In the first sentence of their article, the authors from OpenAI admit: “Language models have become more functional and more pervasive, but we don’t understand how they work.” This “ignorance” of exactly how individual neurons in a neural network behave to produce output data is referred to as the “black box.” According to Ars Technica, trying to look inside the “black box,” researchers from OpenAI used their GPT-4 language model to create and evaluate natural-language explanations of neuronal behavior in a simpler language model, GPT-2. Ideally, having an interpretable AI model would help achieve a more global goal called “AI matching.” In this case, we would have assurances that AI systems would behave as intended and reflect human values.

OpenAI wanted to figure out which patterns in the text cause neuron activation, and moved in stages. The first step was to explain neuron activation using GPT-4. The second was to simulate neuronal activation with GPT-4, given the explanation from the first step. The third was to evaluate the explanation by comparing simulated and real activations. GPT-4 identified specific neurons, neural circuits, and attention heads, and generated readable explanations of the roles of these components. The large language model also generated an explanation score, which OpenAI calls “a measure of the ability of the language model to compress and reconstruct neuronal activations using natural language.”
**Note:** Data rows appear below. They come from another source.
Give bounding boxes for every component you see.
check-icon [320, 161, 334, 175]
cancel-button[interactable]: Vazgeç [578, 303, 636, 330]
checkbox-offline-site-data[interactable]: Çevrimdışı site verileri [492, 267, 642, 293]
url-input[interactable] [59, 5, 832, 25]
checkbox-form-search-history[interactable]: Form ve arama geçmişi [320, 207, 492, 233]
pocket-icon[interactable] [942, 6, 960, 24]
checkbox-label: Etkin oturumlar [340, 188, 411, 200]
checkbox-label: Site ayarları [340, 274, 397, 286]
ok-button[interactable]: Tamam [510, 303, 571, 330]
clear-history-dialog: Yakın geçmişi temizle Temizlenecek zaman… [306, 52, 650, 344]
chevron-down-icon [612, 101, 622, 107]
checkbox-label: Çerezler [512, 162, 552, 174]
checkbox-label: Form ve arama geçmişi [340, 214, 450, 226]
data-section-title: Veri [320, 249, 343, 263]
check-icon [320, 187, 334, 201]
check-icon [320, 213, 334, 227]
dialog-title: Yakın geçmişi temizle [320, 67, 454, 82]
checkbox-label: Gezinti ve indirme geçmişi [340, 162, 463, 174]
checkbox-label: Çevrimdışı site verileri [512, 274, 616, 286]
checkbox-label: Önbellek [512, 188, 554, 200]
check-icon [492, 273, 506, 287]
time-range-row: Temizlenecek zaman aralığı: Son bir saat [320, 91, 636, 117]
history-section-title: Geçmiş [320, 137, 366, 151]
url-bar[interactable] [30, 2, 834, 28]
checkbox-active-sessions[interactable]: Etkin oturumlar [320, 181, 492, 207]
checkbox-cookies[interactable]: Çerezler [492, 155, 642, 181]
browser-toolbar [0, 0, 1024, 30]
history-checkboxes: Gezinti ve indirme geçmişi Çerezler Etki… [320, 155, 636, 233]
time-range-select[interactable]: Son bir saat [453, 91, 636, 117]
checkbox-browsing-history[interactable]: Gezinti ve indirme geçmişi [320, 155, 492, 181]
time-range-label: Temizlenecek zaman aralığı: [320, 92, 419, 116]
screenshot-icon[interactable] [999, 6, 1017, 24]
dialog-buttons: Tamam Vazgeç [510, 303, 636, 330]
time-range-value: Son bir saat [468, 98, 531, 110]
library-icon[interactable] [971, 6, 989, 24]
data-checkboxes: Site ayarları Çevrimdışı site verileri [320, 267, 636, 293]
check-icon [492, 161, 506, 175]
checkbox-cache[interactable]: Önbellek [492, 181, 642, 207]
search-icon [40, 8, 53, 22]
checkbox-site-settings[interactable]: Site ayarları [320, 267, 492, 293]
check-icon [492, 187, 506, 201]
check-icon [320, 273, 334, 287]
During the study, OpenAI offered to duplicate the work of GPT-4 in humans and compared their results. As the authors of the article admitted, both the neural network and the human “performed poorly in absolute terms.”

One explanation for this failure, suggested by OpenAI, is that neurons can be “polysemantic,” meaning that a typical neuron in the context of a study can have multiple meanings or be associated with multiple concepts. In addition, language patterns may contain “alien concepts” for which people simply do not have words. This paradox could arise for various reasons: for example, because language models care about the statistical constructs used to predict the next token; or because the model has discovered natural abstractions that people have yet to discover, such as a family of similar concepts in non-comparable domains.

The bottom line at OpenAI is that not all neurons can be explained in natural language; and so far, researchers can only see correlations between input data and the interpreted neuron at a fixed distribution, with past scientific work showing that this may not reflect a causal relationship between the two. Despite this, the researchers are quite optimistic and confident that they have succeeded in laying the groundwork for machine interpretability. They have now posted on GitHub the code for the automatic interpretation system, the GPT-2 XL neurons and the explanation data sets.